昨年12月、キャットストリートにオープンした同店は、グルメや旅、ファッション、音楽、アートなどジャンルを問わず、国内外の各種フリーペーパーをそろえる。中でも、高校や大学、専門学校など、学生自らが編集・発行を手がけるフリーペーパーの数は約3割を占める。スタッフの江上奈於さんは「ウェブやブログが同一化してしまうのに対し、紙媒体は紙質やページ数、形など自由度が高く、個別化が図りやすい」とし、さらに「ネット世代であるがゆえに紙への憧れがあるのでは」と、独自性豊かな学生フリーペーパーが以前よりも増している背景を説明する。
「全国各地でフリーペーパー作りに励む学生たちの交流の場を作りたい」――こうした思いから企画した同イベント。当日は、横浜市立大学の学生が理想の教師像などを考える教育誌「はだしの教室」、多摩川美術大学テキスタイルデザイン専攻の有志が編集するアート系雑誌「かんだちめ」、「僕からあの娘へのフリーマガジン」をコンセプトに滋賀県の男子学生2人で作る恋愛系雑誌「純真mook」、現役女子高生たちが同世代の高校生に向けて発信する情報誌「anmitsu」など、約80紙・誌が参加を予定。東北から九州まで全国の学生記者・編集者たちが一堂に会し、互いのフリーペーパーの交換・配布や情報交換などを行う。

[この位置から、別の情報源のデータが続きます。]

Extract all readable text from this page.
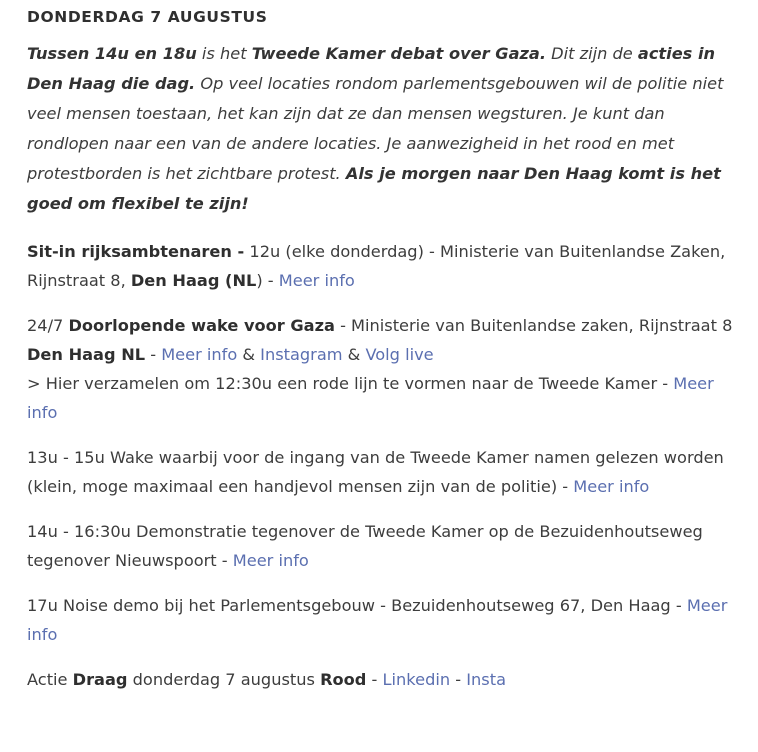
DONDERDAG 7 AUGUSTUS

Tussen 14u en 18u is het Tweede Kamer debat over Gaza. Dit zijn de acties in Den Haag die dag. Op veel locaties rondom parlementsgebouwen wil de politie niet veel mensen toestaan, het kan zijn dat ze dan mensen wegsturen. Je kunt dan rondlopen naar een van de andere locaties. Je aanwezigheid in het rood en met protestborden is het zichtbare protest. Als je morgen naar Den Haag komt is het goed om flexibel te zijn!

Sit-in rijksambtenaren - 12u (elke donderdag) - Ministerie van Buitenlandse Zaken, Rijnstraat 8, Den Haag (NL) - Meer info

24/7 Doorlopende wake voor Gaza - Ministerie van Buitenlandse zaken, Rijnstraat 8 Den Haag NL - Meer info & Instagram & Volg live
> Hier verzamelen om 12:30u een rode lijn te vormen naar de Tweede Kamer - Meer info

13u - 15u Wake waarbij voor de ingang van de Tweede Kamer namen gelezen worden (klein, moge maximaal een handjevol mensen zijn van de politie) - Meer info

14u - 16:30u Demonstratie tegenover de Tweede Kamer op de Bezuidenhoutseweg tegenover Nieuwspoort - Meer info

17u Noise demo bij het Parlementsgebouw - Bezuidenhoutseweg 67, Den Haag - Meer info

Actie Draag donderdag 7 augustus Rood - Linkedin - Insta
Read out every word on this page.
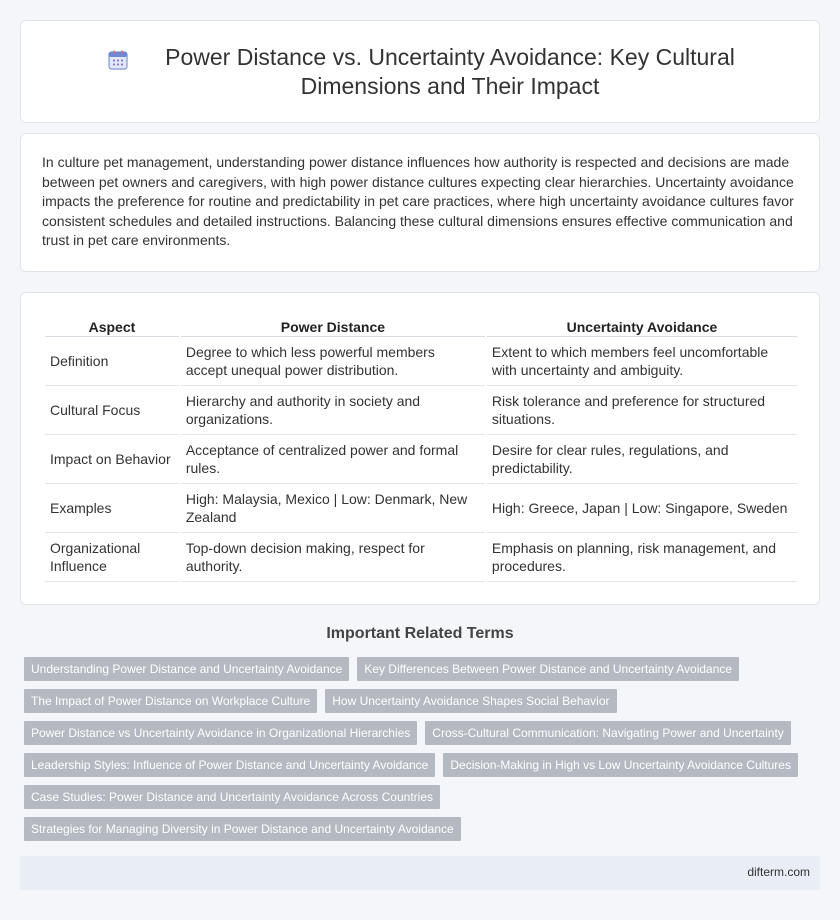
Power Distance vs. Uncertainty Avoidance: Key Cultural Dimensions and Their Impact

In culture pet management, understanding power distance influences how authority is respected and decisions are made between pet owners and caregivers, with high power distance cultures expecting clear hierarchies. Uncertainty avoidance impacts the preference for routine and predictability in pet care practices, where high uncertainty avoidance cultures favor consistent schedules and detailed instructions. Balancing these cultural dimensions ensures effective communication and trust in pet care environments.

Aspect	Power Distance	Uncertainty Avoidance
Definition	Degree to which less powerful members accept unequal power distribution.	Extent to which members feel uncomfortable with uncertainty and ambiguity.
Cultural Focus	Hierarchy and authority in society and organizations.	Risk tolerance and preference for structured situations.
Impact on Behavior	Acceptance of centralized power and formal rules.	Desire for clear rules, regulations, and predictability.
Examples	High: Malaysia, Mexico | Low: Denmark, New Zealand	High: Greece, Japan | Low: Singapore, Sweden
Organizational Influence	Top-down decision making, respect for authority.	Emphasis on planning, risk management, and procedures.
Important Related Terms
Understanding Power Distance and Uncertainty Avoidance	Key Differences Between Power Distance and Uncertainty Avoidance
The Impact of Power Distance on Workplace Culture	How Uncertainty Avoidance Shapes Social Behavior
Power Distance vs Uncertainty Avoidance in Organizational Hierarchies	Cross-Cultural Communication: Navigating Power and Uncertainty
Leadership Styles: Influence of Power Distance and Uncertainty Avoidance	Decision-Making in High vs Low Uncertainty Avoidance Cultures
Case Studies: Power Distance and Uncertainty Avoidance Across Countries
Strategies for Managing Diversity in Power Distance and Uncertainty Avoidance
difterm.com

江上さんは「完全な大人ではない16歳から22歳くらいまでにしか書けない『リアル』があり、『クオリティーがどうこう』というよりも、なぜこのテーマで書こうと決めたのかというところが面白い。ジャンルも教育や文学、アート、ファッション、恋愛、福祉、林業などさまざまで、どれも『今』が詰まっている」と、学生フリーペーパーならではの魅力を語る。
当日は同企画に連動し、創刊23年目を迎えるフリーペーパーの先駆け的な存在である「dictionary(ディクショナリー)」を発行するクラブキングの協力で、創刊から現在に至るまでの貴重なバックナンバーをギャラリー展示する。野外会場では、武蔵野美術大学2年生のムトウアキヒトさんと、はらだかおるさんのアートユニット「uwabami」がライブペインティングを行うほか、学生が製作したポストカードやグッズなどの販売ブースも設ける。
「フリーペーパーを作っている人たち同士はもちろん、外部から来られる方は文化祭に遊びに来たみたいな感じで気軽に楽しんでいただければ」とし、「そこでの『出会い』が新しい作品へつながっていけば本望」と江上さん。
開催時間は12時~19時。入場料は1,000円(1ドリンク付き)。チケットは同店とサイトで販売している。